The Improvement Plan
Step 1 — Establish a baseline (Weeks 1–4). Before any intervention can be evaluated, the unit needs accurate data. A point-prevalence audit, conducted by a trained wound care nurse using standardized staging criteria, establishes the current HAPI rate. Simultaneously, a review of the previous six months of incident reports and Braden documentation identifies the patterns: Are injuries clustered on night shifts? Among patients with specific admitting diagnoses? Following admission from the emergency department, where initial skin assessments are often rushed? Baseline data defines the target and prevents the common error of implementing a solution before understanding the problem.
Step 2 — Identify gaps through RCA (Weeks 3–5, overlapping). A structured fishbone analysis of the two or three most recent HAPIs on the unit, conducted by a small team that includes bedside nurses, the charge nurse, a wound care nurse specialist, and a nursing supervisor, surfaces the system-level contributors. This is the step most institutions skip — they move directly from identifying a problem to distributing a policy — and it is why many HAPI prevention programs improve compliance metrics without improving outcomes.
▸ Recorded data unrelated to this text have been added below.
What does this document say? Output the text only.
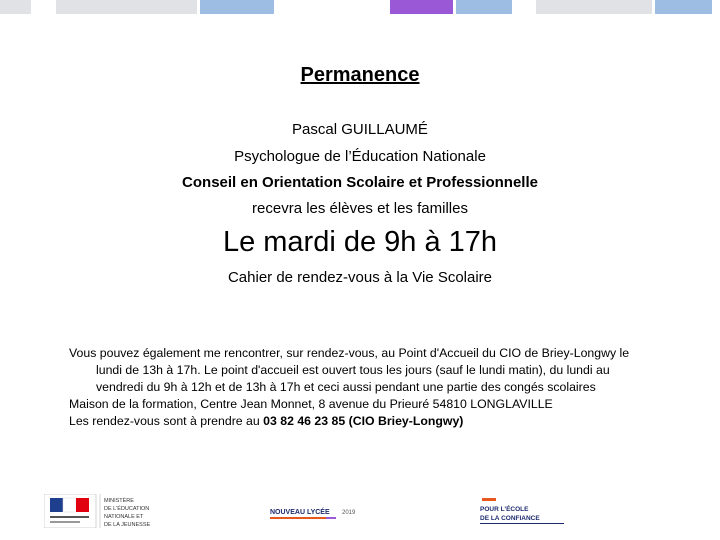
Permanence
Pascal GUILLAUMÉ
Psychologue de l’Éducation Nationale
Conseil en Orientation Scolaire et Professionnelle
recevra les élèves et les familles
Le mardi de 9h à 17h
Cahier de rendez-vous à la Vie Scolaire

Vous pouvez également me rencontrer, sur rendez-vous, au Point d'Accueil du CIO de Briey-Longwy le lundi de 13h à 17h. Le point d'accueil est ouvert tous les jours (sauf le lundi matin), du lundi au vendredi du 9h à 12h et de 13h à 17h et ceci aussi pendant une partie des congés scolaires

Maison de la formation, Centre Jean Monnet, 8 avenue du Prieuré 54810 LONGLAVILLE

Les rendez-vous sont à prendre au 03 82 46 23 85 (CIO Briey-Longwy)

MINISTÈRE
DE L'ÉDUCATION
NATIONALE ET
DE LA JEUNESSE
NOUVEAU LYCÉE 2019	POUR L'ÉCOLE
DE LA CONFIANCE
Step 3 — Implement a PDSA-based bundle intervention (Weeks 5–12). Based on RCA findings, a targeted bundle is developed and tested on one nursing team before spreading. The bundle, consistent with current evidence and the National Pressure Injury Advisory Panel guidelines, includes four elements: Braden assessment within two hours of admission and every 12 hours thereafter with a mandatory care-plan trigger for scores below 18; structured two-hour repositioning with documentation linked to the nurse’s electronic workflow; heel-offloading devices applied at admission for all high-risk patients; and a standardized skin assessment and verbal handoff template embedded in shift-change communication. Each element addresses a commonly identified root cause rather than being selected from a generic checklist.
Step 4 — Monitor, adjust, and spread (Weeks 12–24). The initial PDSA team presents four-week outcome data — HAPI incidence, Braden completion rates, repositioning documentation rates, and any new injuries — at a unit practice council meeting. Adjustments are made based on what the data shows, not on what staff thought would happen. Once the bundle is refined and demonstrating measurable improvement, implementation spreads to the full unit with peer champions from the pilot team serving as frontline educators.
Step 5 — Sustain through policy and culture (Ongoing). Hardwiring the change into new-nurse orientation, annual competency validation, and the unit’s quality dashboard prevents the well-documented decay of QI gains once project attention moves elsewhere. A visible, regularly updated HAPI rate on the unit board makes the outcome real and communal rather than administrative.
Conclusion
Hospital-acquired pressure injuries are not an inevitable consequence of caring for vulnerable patients — they are a system output, shaped by workflow, staffing, equipment, education, and culture. Quality improvement is the discipline of changing systems rather than scolding individuals. Applying validated risk stratification, iterative testing, and honest root cause analysis to this problem does not require exceptional resources. It requires clarity about what is causing the harm, commitment to measuring whether the change is working, and enough organizational patience to let the data, rather than intuition, guide the next step.